How to assess correlation of two independent categorical variables against continuous dependent variable (Medical)

#1
Hello,
I'm studying the variation of cost of the same procedure (specifically, the total cost of disposable items used for stone laser surgery, aka ureteroscopy with laser lithotripsy) across different hospital sites and surgeons. My dataset contains information from 8 surgeons and 6 sites. My 1st hypothesis is that the site and surgeon predict cost, e.g., surgeon #1 may prefer a more expensive device, or site #3 may have only the cheaper item in their inventory. My 2nd hypothesis is that site is the more dominant (or is even confounding) the effect of the surgeon, since the surgeon may not get much say if the site's inventory doesn't carry the item the surgeon prefers to use.

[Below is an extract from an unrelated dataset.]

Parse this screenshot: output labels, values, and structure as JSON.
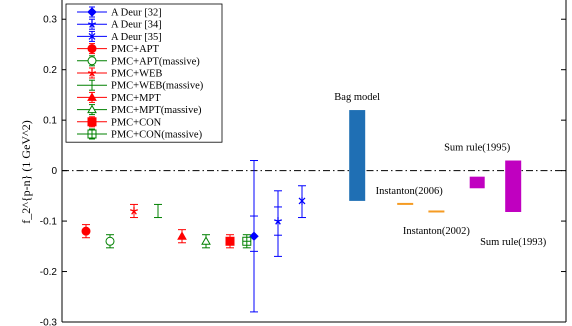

So, I have two categorical independent variables (surgeons #1-8, sites #1-6), and a continuous dependent variable (total case cost in $$). I know that I could model this with linear regression using dummy variables for all iterations of the categorical predictors, or could use ANOVA, but I'm not sure which test is more appropriate. Thanks
 

staassis

Active Member
#2
ANOVA and linear regression with dummy variables for categories are algebraically equivalent. They exploit the same statistical tests, with exactly the same p-values. More importantly, we need to find out if these two methods are suitable for your problem. How many measurements do you have for each combination of surgeon and site?
 

noetsi

Fortran must die
#3
ANOVA and linear regression are exactly the same method developed by different people using different nomenclature.

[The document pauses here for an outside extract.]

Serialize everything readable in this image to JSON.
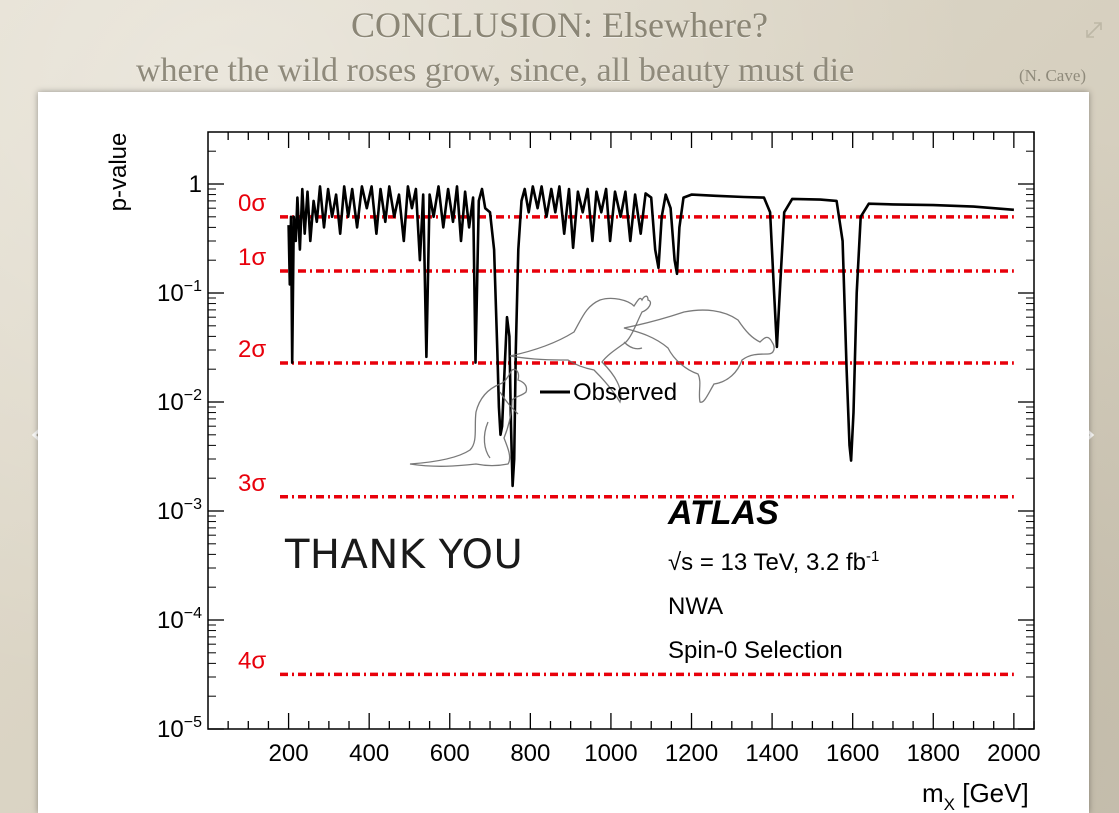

You probably want to do power calculation to start with to find out if you have adequate power for the test. For federal analysis this is pretty much required these days.
 
#4
Thank you for clarifying this.

@staassis - I have 18 surgeon x site combinations/interactions, and 402 total cases. Exact number of cases per combination is 30, 4, 4, 19, 32, 1, 1, 30, 18, 13, 21, 2, 56, 20, 64, 9, 28, 50.

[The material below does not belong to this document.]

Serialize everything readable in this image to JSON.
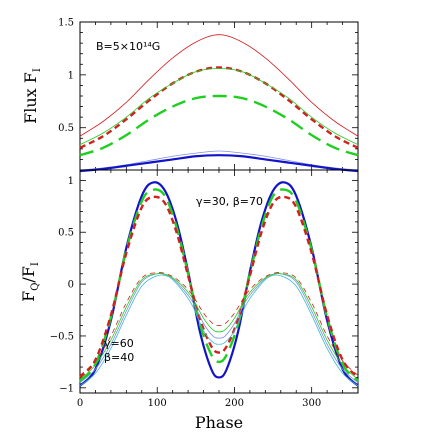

@noetsi - great point. I guess the first question is what test would be most appropriate before doing the power calculation?
 

staassis

Active Member
#5
Yes, run linear regression where the categories of Surgeon and Site are coded as dummy variables. If the residuals are not normally distributed, use bootstrap to calculate standard errors. SPSS allows this easily. The second convenient choice is R.